I particularly liked one.
“Your eyes that are watching me”
I was so enchanted by this “practice” that that same evening I wanted to try it too!
Something good came out of it.
I asked him the meaning he gave to that color so loved by me.
He immediately connected it to the idea of ​​painting, probably linked to his personal history, in which blue has assumed a fundamental role.
But then he also thought of depth, the sound of the sea, the period of infancy, childhood.

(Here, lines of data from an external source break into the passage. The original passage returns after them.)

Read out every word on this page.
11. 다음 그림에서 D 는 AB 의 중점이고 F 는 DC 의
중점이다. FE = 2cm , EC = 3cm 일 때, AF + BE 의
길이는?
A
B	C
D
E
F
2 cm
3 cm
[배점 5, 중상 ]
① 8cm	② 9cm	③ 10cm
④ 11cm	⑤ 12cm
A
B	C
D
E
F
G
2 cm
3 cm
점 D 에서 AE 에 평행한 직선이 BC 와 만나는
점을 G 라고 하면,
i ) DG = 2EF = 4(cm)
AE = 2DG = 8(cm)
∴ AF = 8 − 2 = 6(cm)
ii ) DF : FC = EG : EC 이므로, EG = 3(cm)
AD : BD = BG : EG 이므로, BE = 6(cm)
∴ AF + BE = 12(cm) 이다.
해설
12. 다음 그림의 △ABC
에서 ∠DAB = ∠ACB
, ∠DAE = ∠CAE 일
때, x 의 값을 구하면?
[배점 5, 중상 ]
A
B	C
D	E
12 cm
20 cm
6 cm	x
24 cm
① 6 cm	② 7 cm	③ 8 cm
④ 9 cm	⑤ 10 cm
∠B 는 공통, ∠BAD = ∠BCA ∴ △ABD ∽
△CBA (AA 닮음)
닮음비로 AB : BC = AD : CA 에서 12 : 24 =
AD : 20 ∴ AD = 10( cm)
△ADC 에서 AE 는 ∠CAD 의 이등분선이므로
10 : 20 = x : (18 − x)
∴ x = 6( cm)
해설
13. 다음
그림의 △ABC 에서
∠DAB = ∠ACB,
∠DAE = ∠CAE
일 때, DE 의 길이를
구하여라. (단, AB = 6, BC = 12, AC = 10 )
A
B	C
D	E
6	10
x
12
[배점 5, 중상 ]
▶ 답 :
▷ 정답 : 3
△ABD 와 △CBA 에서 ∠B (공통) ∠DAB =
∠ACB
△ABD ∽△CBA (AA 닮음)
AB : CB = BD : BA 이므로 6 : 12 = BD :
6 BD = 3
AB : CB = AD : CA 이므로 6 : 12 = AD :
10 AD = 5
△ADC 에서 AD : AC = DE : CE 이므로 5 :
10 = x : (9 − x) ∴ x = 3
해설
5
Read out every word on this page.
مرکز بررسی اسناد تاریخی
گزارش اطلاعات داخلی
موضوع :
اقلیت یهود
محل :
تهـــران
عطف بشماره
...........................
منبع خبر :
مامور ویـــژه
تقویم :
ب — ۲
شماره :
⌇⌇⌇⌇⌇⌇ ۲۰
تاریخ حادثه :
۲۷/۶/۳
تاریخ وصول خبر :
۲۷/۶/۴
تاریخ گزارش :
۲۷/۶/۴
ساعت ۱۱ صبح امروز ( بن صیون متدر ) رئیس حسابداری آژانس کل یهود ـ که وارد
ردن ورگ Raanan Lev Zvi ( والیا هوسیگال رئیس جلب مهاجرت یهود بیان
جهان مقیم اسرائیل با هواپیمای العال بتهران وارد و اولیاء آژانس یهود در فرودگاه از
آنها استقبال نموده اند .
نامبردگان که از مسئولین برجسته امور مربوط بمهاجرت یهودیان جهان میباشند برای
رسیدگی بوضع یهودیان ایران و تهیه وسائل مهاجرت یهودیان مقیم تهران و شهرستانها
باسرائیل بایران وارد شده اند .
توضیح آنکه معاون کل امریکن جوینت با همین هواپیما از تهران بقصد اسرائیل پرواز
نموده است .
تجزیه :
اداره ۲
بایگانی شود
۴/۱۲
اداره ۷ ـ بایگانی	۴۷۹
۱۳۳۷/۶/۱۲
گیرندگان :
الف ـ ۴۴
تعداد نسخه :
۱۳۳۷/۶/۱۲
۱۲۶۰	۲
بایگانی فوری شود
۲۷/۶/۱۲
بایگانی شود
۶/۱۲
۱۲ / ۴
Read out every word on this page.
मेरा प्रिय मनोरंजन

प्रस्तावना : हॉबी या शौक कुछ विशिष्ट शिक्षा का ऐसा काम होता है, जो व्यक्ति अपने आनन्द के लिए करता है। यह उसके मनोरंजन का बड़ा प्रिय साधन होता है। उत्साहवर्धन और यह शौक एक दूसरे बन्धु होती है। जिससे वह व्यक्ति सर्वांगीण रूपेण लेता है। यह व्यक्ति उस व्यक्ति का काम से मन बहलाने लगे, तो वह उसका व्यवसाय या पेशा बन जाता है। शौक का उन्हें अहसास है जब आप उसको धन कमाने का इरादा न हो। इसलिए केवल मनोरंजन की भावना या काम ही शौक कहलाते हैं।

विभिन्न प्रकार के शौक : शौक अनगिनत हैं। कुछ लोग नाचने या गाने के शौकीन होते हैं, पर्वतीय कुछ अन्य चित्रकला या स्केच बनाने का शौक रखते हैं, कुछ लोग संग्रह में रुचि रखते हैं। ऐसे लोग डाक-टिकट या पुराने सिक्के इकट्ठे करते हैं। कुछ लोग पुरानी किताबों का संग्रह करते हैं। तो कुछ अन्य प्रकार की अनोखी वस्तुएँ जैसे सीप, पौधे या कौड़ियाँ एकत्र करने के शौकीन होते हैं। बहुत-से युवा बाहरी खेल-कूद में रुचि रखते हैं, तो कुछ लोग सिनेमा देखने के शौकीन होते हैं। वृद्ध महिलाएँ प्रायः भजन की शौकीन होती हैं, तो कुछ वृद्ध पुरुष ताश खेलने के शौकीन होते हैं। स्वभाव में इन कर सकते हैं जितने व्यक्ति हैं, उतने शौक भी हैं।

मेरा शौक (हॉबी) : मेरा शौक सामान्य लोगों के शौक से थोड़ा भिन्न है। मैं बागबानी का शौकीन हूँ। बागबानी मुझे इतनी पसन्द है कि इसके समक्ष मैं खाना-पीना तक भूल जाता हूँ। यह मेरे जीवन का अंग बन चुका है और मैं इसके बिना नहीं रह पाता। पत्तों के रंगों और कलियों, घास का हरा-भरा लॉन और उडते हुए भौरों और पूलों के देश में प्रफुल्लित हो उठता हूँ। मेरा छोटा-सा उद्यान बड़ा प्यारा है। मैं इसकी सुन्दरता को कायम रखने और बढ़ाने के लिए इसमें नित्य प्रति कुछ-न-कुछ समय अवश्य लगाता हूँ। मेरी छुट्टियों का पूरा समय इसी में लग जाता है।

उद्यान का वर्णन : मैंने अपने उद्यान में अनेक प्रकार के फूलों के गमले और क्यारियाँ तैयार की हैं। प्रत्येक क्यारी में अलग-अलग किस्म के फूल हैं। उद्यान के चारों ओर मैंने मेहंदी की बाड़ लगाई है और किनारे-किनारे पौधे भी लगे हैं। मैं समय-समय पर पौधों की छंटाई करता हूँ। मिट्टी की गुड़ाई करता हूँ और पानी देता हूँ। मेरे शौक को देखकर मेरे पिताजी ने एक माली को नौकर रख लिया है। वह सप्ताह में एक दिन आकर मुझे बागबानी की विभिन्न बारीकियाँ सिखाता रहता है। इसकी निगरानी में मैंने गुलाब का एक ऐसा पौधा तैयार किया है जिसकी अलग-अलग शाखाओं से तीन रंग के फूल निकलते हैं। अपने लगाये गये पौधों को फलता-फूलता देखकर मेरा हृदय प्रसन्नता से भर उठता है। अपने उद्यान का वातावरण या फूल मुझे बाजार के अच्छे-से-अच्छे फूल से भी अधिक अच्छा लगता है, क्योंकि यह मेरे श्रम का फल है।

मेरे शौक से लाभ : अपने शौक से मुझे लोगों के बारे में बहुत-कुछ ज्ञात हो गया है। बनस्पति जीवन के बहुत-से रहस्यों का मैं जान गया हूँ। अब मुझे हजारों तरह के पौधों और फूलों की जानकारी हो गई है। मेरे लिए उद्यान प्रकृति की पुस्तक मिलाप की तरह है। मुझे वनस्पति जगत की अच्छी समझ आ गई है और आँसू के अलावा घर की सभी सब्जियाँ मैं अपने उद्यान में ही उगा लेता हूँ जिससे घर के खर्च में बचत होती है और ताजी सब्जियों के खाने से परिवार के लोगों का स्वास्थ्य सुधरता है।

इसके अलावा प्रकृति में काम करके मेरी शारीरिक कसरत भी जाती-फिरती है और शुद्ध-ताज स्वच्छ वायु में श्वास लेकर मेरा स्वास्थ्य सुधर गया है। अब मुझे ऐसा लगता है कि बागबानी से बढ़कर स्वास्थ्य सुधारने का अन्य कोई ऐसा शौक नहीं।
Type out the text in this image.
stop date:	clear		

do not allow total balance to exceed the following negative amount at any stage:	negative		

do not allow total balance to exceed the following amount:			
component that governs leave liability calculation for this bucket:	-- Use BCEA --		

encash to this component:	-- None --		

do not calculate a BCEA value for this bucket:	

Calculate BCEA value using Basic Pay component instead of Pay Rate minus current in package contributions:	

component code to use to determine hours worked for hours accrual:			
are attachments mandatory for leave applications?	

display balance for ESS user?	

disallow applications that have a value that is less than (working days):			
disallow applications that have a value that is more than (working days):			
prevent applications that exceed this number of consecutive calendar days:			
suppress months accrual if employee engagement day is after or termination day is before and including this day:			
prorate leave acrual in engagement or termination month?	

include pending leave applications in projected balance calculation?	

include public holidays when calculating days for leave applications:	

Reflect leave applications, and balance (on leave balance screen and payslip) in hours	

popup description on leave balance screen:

In the real sphere, blue is often synonymous with coldness but in the spiritual field it is a symptom of a profound sublimation of feelings.
It is a color that evokes creation.
I was also struck by the curious fact of leaving the errors, the changes made during the realization, in evidence. So I asked him to tell me the reason for this choice that he traced back to the achievement of a sort of level of knowledge, of self-understanding for which one accepts and recognizes errors. A process of moral advancement and growth.